Mr Yap Poh Kheng, chief executive of Care Corner, announced on Wednesday (May 23) that the scheme will grow its network from the current 10 pre-schools and two primary schools, to 30 pre-schools and seven primary schools by 2023.

The schools will be grouped into three clusters - Queenstown, Taman Jurong and Woodlands - which have been identified based on the number of rental flats and low-income families in the area, said Lien Foundation chief executive Lee Poh Wah.

Pre-schools selected for the scheme have to meet the condition of having at least 10 per cent of each cohort from low-income families. Mr Lee said that for some of the pre-schools, this proportion is as high as 50 per cent, a figure he described as "staggering".

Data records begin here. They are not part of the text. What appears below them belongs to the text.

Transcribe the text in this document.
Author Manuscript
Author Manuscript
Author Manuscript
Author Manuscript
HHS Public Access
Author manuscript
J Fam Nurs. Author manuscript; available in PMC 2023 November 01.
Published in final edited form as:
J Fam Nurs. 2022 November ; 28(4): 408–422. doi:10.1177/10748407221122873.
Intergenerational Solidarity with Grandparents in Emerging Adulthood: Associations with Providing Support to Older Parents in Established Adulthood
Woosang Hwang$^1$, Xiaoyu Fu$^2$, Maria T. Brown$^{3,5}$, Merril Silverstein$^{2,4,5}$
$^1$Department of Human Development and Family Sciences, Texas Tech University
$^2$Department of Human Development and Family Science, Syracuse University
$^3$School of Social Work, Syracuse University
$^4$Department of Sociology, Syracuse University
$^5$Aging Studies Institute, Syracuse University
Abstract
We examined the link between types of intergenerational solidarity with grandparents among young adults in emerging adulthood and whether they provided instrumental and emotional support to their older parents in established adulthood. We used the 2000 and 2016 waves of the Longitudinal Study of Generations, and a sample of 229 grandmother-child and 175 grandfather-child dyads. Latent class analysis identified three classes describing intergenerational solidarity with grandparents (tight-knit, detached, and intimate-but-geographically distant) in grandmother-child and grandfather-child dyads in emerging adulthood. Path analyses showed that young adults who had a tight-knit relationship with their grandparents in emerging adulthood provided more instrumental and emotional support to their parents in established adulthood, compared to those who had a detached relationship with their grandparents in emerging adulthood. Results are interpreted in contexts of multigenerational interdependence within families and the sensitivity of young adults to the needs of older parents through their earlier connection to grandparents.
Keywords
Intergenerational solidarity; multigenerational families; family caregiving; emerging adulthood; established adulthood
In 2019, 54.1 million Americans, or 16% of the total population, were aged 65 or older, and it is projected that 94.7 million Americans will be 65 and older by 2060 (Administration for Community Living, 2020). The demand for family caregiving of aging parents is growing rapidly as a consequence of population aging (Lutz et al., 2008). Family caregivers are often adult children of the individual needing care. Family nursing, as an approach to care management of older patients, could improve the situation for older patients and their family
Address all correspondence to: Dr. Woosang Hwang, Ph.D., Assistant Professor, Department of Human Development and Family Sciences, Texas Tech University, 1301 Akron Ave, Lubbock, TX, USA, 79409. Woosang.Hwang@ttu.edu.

The Circle of Care scheme has also roped in the National University Hospital (NUH) to address the health development aspects of children at risk.

Dr Chong Shang Chee, head of the Child Development Unit in the Development and Behavioural Paediatrics division of NUH, said it has identified some health issues that need to be addressed as a priority, such as poor dietary habits and poor dental health.

A health screening team has started conducting health and development screening at the pre-schools under the scheme, and there will be a structured way to identify those children who need further attention, said Dr Chong.

"We hope to get them to healthcare providers in a faster way, by having the social workers help them get appointments, such as at polyclinics or other specialist clinics if necessary," she added.

The Circle of Care scheme will also tap  the expertise of the Centre for Evidence and Implementation in Australia and the Frank Porter Graham Child Development Institute at University of North Caroline at Chapel Hill, to develop the skills of its social workers and pre-school staff.

Ms Tan Lee Jee, assistant CEO of pre-school services at PAP Community Foundation (PCF), which operates more than 350 pre-schools, said the scheme not only helps the children, but also benefits the teachers as it helps them handle challenges on top of teaching.

PCF currently has four pre-schools under the scheme, with eight more expected to be added by 2021.

"It's different from just teaching," said Ms Tan. "There's also the additional dimension of working with and supporting parents, the social work element, the health element."

The expansion of the Circle of Care scheme follows the Government's renewed commitment to tackle social inequality.

Mr Lee said there is currently no national consensus on how best to level the education playing field here.

"Right now, our education system encourages people to compete and win. I think we need to change that. There needs to be a genuine emphasis on developing every child, whatever their ability, to their full human potential," he said.

"At the national level, this is really about developing your limited human resource to compete with the rest of the world. So we need to pay attention to all these vulnerable kids," he added.